От этого мучительного, просящего вздоха Игната подбросило с лавки.

– Званка! – закричал мальчик и кинулся к дверям. Он успел вытянуть руку, ухватился за соскальзывающую во тьму подругу, разлохмаченная коса скользнула по запястью. Но трещина, отделившая мир живых от мира мертвых, становилась все шире.

– Ты куда, дурень?! – закричала на него бабка Стеша. – В подпол, в подпол лезь! Лезь, дурак! Ну?

Игната поразило не то, что она назвала его дураком, а то, как прозвучал ее голос – испуганно, озлобленно, но и в то же время с такой смертельной усталостью, что Игнат послушно отпрянул.

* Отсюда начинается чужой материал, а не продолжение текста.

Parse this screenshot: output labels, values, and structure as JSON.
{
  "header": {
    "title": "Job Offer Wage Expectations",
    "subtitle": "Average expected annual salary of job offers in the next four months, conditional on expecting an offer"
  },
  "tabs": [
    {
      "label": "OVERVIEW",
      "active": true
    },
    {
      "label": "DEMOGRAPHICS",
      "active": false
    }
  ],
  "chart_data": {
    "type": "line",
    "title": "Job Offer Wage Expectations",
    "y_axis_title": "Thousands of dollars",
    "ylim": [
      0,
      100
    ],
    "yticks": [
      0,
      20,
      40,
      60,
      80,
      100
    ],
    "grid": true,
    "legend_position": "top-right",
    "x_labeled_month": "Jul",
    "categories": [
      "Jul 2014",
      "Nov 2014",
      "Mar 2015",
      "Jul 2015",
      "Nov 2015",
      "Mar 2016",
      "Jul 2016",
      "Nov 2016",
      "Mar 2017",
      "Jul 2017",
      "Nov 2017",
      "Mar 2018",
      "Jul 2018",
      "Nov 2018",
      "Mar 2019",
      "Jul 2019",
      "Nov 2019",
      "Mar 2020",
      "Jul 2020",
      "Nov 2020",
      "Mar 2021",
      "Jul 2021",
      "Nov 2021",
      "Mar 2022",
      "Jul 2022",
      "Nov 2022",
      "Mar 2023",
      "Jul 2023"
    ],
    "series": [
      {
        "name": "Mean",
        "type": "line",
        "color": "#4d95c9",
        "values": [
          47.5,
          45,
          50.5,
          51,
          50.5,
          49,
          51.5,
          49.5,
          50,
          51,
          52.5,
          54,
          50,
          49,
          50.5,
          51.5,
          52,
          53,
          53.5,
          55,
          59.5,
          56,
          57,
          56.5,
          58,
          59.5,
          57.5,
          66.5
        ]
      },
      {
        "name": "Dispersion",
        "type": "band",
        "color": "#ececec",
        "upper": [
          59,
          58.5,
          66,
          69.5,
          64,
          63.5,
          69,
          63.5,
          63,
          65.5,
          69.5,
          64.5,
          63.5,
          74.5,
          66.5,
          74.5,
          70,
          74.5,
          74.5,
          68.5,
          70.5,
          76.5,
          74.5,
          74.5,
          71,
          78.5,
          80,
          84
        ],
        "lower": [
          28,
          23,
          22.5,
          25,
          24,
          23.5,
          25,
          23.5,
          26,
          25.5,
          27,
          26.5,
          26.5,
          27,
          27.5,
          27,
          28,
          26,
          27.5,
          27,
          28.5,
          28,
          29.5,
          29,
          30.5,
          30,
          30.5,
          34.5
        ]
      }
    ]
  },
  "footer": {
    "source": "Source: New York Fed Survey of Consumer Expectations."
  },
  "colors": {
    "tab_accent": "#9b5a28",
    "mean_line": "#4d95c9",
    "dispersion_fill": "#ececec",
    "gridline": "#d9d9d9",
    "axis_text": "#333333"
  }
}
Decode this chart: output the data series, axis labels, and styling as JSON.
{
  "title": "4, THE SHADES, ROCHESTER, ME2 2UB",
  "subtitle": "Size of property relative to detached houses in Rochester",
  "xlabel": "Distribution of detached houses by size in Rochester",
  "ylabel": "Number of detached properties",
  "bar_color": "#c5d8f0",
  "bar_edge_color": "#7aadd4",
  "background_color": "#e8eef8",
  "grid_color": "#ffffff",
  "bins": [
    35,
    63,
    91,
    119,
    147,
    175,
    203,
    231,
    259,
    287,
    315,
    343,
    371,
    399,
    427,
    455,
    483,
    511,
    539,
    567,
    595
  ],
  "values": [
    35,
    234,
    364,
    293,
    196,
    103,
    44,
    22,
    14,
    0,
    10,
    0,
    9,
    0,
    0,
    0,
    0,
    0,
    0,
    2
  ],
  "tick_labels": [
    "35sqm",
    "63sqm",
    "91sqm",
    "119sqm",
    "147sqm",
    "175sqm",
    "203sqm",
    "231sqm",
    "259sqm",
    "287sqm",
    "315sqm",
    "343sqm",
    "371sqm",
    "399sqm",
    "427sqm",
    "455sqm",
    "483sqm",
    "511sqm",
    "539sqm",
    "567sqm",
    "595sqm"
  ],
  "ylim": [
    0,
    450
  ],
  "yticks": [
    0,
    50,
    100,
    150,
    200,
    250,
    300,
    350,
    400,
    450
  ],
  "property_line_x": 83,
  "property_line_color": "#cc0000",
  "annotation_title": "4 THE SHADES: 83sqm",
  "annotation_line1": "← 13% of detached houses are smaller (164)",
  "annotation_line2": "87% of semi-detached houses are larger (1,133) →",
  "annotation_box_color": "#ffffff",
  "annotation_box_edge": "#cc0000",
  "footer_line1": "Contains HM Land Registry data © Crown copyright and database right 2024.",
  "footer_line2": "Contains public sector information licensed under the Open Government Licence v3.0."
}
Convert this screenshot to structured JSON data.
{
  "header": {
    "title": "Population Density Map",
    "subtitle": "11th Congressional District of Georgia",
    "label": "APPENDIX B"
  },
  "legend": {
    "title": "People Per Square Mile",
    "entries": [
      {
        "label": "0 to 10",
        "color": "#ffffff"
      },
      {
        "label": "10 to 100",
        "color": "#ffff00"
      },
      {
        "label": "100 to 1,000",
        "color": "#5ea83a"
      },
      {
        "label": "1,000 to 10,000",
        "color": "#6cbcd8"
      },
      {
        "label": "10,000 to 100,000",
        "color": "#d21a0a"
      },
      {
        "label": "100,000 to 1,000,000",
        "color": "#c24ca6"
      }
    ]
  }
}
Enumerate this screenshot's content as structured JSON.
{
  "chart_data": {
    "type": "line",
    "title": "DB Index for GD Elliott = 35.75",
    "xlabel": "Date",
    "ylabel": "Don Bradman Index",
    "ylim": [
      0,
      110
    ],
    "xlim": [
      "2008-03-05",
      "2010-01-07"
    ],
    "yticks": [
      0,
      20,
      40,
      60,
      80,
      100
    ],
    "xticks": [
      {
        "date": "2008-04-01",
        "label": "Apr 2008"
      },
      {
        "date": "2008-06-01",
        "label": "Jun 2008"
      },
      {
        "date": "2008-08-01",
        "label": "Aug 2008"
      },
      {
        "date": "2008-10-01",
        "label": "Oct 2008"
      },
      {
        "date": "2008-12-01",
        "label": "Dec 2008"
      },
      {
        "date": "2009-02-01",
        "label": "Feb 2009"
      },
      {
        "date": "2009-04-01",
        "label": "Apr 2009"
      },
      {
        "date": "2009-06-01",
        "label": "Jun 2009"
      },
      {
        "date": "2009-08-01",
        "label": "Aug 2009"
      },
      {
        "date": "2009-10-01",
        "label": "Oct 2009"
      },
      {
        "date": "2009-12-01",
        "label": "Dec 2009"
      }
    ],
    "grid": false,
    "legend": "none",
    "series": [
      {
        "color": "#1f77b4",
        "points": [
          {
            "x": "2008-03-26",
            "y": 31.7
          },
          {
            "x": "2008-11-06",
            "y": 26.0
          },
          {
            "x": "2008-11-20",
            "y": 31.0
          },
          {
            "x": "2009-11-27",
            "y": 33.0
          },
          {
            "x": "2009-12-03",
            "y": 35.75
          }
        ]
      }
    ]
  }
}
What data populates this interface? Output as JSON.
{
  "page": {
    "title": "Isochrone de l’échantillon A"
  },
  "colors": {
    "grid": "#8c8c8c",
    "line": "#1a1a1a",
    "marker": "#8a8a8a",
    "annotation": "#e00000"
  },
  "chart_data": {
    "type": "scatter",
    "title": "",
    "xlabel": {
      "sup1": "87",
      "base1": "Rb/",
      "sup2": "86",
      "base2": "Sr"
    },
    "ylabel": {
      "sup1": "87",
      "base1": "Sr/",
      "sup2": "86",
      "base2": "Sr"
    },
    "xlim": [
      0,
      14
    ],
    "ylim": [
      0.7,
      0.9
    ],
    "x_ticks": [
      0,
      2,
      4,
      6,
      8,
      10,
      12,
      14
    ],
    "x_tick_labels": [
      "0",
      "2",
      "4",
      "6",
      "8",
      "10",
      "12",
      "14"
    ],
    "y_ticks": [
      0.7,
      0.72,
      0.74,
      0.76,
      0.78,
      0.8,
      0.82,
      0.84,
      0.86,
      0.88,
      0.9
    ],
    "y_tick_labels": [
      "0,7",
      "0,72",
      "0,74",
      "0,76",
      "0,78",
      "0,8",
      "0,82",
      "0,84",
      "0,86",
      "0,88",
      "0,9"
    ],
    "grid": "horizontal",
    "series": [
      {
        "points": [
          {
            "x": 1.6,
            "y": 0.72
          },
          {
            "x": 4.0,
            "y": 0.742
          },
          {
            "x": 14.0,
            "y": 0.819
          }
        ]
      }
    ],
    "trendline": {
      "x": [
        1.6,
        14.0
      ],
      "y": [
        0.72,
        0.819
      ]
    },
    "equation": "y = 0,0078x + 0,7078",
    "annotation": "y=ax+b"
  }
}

Он не помнил, как снова вкатился в темный подвал, не помнил, куда подевалась потом бабка Стеша. Перед глазами маячил один-единственный образ – тонущая в черной реке Званка, ее широко раскрытые, помертвевшие глаза. Только теперь мальчик заметил, что до боли сжимает что-то в кулаке. Он ослабил хватку, поднес руку к глазам – на ладони лежала Званкина заколка.

Знакомый голос эхом отозвался внутри головы: «Игна-аш-шш…»

Его рука качнулась, и заколка скользнула вниз, в непроглядный мрак, где отныне было суждено лежать ее юной хозяйке…

9

Пока Игнат преодолевал дорогу от деревни до кладбища, облака над его головой потемнели, раздулись, будто перезревшие сливы. Казалось, острые шипы сосен вот-вот проткнут их тонкую кожуру, и тогда на землю прольется гниющий сок из снега и мрака.

Зима не собиралась оставлять измученную землю, как прошлое не собиралось оставлять измученную душу Игната. Званкина заколка обжигала руку, пальцы еще чувствовали прикосновение к ускользающей подруге, а в ушах стоял мертвый шепот. Игнат торопился и не замечал, как на улицу выгнала рыжих коров бабка Агафья, как дядька Касьян вошел в калитку Марьяны Одинец. Все сейчас казалось Игнату туманным, нереальным, несущественным. И причиной была Званка – мертвая Званка, которая кричала ему с той стороны небытия.

Дорогу на кладбище замело, отчего следы, оставленные Игнатом, напоминали открытые язвы. Угрюмые сосны равнодушно поглядывали на бредущего по бездорожью паренька с высоты своего величия, но не были заинтересованы в нем – они подсчитывали годовые кольца и грезили о теплых временах. Где-то неподалеку, на опушке, покачивалась заиндевевшая туша черного вепря – его вытащенные потроха подъели волки. Дальше простирались Жуженьские болота, покрытые толстым панцирем льда. А западнее высился запретный бурелом. Именно там, где поваленные бревна и сучья переплетались, образовывая крепостную стену, поднимались снежные смерчи, и по лесу разносился призрачный шорох, словно сама природа испуганно вздыхала.